- Helvetia Tinde Location within Greenland

Highest point
- Elevation: 1,929 m (6,329 ft)
- Listing: List of mountains in Greenland;
- Coordinates: 83°22′25″N 35°16′16″W﻿ / ﻿83.37361°N 35.27111°W

Geography
- Location: Peary Land, Greenland
- Parent range: Roosevelt Range

Climbing
- First ascent: 1969

= Helvetia Tinde =

Mountain in the Roosevelt Range, Greenland

Helvetia Tinde (Helvetia Peak) is the highest mountain in the Roosevelt Range, Northern Greenland. It is also the highest mountain of the northernmost mountain range on Earth.

Administratively, it belongs to the Northeast Greenland National Park.

==Geography==
Helvetia Tinde is located about 750 km from the North Pole. It is the highest peak of North Peary Land.

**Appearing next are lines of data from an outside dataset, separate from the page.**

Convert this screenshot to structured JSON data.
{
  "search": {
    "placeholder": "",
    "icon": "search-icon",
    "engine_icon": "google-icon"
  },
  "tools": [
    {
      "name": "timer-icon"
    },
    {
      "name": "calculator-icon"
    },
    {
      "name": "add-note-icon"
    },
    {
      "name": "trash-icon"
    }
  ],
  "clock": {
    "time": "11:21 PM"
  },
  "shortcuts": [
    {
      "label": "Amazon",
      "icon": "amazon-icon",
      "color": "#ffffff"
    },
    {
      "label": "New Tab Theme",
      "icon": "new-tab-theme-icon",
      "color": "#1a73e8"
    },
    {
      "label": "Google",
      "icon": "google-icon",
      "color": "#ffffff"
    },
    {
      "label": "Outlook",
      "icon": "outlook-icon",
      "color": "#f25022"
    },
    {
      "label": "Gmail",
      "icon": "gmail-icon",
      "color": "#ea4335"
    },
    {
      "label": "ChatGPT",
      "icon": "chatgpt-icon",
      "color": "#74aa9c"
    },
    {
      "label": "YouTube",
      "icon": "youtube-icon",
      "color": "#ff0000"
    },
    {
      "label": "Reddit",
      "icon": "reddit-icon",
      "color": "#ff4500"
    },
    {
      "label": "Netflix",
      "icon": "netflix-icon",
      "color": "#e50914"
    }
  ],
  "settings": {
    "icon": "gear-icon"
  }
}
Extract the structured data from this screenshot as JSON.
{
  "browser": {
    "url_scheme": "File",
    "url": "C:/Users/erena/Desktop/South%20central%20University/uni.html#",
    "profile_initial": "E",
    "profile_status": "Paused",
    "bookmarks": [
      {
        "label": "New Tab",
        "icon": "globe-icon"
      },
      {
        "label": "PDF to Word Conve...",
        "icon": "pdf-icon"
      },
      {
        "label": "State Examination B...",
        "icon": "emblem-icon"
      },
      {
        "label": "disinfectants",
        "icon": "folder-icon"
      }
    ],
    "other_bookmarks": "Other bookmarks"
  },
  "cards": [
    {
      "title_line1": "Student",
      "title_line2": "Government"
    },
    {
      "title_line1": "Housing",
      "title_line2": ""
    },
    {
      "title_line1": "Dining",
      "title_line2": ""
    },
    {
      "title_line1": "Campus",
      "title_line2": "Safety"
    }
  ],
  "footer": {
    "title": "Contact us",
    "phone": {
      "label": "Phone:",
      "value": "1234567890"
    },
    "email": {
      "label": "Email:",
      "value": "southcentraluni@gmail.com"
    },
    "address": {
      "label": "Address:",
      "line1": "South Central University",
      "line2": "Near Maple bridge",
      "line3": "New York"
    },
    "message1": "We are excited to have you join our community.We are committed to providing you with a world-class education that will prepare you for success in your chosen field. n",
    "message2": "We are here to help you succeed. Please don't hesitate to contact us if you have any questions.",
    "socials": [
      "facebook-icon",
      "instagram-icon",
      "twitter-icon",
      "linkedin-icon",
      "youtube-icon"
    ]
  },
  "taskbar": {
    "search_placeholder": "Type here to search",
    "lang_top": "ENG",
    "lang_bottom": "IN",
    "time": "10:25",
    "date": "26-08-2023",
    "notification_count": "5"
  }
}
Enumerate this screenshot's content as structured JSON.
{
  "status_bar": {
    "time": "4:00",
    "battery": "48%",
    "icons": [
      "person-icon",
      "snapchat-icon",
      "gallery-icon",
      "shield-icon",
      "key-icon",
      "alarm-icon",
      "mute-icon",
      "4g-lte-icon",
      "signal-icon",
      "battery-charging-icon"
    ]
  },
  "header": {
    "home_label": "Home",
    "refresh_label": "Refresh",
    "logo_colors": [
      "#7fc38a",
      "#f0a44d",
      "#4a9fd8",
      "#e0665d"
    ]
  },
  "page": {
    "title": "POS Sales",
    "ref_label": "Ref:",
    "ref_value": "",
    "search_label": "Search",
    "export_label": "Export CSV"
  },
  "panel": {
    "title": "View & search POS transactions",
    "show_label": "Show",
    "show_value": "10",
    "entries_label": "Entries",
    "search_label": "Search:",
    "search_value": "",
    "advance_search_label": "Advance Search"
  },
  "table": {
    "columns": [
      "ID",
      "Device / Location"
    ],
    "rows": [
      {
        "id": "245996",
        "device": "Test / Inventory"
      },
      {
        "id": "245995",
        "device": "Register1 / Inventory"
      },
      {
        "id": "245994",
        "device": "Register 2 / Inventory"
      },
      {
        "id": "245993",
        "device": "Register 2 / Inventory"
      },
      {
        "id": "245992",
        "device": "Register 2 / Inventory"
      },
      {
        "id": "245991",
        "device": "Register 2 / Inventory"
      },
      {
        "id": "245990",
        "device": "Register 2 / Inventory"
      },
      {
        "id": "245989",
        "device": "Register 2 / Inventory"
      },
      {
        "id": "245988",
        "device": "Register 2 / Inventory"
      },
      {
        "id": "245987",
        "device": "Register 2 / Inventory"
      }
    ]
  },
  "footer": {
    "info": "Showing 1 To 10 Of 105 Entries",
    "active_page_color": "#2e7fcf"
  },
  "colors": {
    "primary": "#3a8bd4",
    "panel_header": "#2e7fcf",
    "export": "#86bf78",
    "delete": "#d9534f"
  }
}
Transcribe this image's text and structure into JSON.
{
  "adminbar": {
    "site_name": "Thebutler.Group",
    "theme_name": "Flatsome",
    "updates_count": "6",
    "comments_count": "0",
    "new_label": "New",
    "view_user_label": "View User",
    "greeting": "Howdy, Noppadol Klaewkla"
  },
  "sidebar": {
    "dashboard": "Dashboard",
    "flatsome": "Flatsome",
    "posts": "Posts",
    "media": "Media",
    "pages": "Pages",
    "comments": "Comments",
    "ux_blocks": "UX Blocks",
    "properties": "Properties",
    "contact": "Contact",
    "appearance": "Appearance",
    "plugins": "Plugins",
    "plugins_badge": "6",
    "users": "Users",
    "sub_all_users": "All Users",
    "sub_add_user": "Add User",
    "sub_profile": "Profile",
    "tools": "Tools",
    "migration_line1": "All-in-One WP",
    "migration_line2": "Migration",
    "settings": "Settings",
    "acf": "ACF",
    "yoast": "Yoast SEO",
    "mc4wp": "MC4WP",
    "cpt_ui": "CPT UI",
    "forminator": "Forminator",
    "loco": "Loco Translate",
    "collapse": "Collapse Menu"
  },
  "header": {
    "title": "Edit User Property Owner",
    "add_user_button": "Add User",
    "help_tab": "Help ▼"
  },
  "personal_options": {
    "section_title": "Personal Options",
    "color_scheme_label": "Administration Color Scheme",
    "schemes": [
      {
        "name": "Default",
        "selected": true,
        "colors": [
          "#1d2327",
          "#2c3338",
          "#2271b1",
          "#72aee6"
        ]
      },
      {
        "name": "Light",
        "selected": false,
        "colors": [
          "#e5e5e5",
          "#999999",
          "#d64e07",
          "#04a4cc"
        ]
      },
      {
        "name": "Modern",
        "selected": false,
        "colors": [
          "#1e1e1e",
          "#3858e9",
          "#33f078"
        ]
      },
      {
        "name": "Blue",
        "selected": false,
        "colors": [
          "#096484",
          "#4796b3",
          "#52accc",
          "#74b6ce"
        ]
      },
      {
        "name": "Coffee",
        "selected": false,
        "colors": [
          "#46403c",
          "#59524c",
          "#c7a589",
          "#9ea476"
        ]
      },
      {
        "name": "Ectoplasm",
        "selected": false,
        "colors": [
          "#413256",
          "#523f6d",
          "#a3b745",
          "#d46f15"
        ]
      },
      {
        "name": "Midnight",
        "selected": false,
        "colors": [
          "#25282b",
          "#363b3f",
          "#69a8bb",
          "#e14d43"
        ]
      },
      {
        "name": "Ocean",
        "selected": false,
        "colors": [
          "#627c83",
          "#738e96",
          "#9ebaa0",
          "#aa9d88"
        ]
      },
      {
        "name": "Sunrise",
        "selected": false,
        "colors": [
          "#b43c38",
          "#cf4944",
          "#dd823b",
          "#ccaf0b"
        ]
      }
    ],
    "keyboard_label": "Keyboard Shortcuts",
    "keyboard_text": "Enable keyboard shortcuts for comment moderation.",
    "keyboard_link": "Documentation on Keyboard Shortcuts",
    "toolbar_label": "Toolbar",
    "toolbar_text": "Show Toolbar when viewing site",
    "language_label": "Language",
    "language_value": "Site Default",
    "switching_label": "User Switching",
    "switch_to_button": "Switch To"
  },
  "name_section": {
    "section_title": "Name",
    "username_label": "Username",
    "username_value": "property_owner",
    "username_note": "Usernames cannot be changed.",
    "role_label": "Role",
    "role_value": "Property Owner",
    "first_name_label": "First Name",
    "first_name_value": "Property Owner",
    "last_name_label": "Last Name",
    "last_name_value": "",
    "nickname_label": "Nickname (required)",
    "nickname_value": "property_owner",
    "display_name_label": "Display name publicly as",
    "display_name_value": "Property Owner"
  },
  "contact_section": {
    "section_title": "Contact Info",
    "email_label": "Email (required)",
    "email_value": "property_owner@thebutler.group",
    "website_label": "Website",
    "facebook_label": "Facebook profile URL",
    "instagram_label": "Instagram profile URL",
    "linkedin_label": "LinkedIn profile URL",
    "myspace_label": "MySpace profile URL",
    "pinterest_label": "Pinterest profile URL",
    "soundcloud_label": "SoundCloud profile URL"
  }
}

This mountain rises in the central region of the Roosevelt Range proper, west of the Polkorridoren (Polar Corridor) pass, about 15 km SSW of the head of Sands Fjord. Helvetia Tinde is 1929 m high although according to other sources it is not quite as high.

==Climbing history==
Helvetia Tinde was first climbed in 1969 by the members of an expedition by the British Joint Services during a topographic and geological survey of the northern part of Peary Land.

The second ascent of the summit (and 1st American) was made via a new route (east face) on 17 July 2001 by the 2001 Return To The Top Of The World Expedition led by John Jancik, Ken Zerbst and Terri Baker with David Baker, Jim McCrain, Jim Schaefer, Joe Sears, Vernon Tejas, and Steve Gardiner.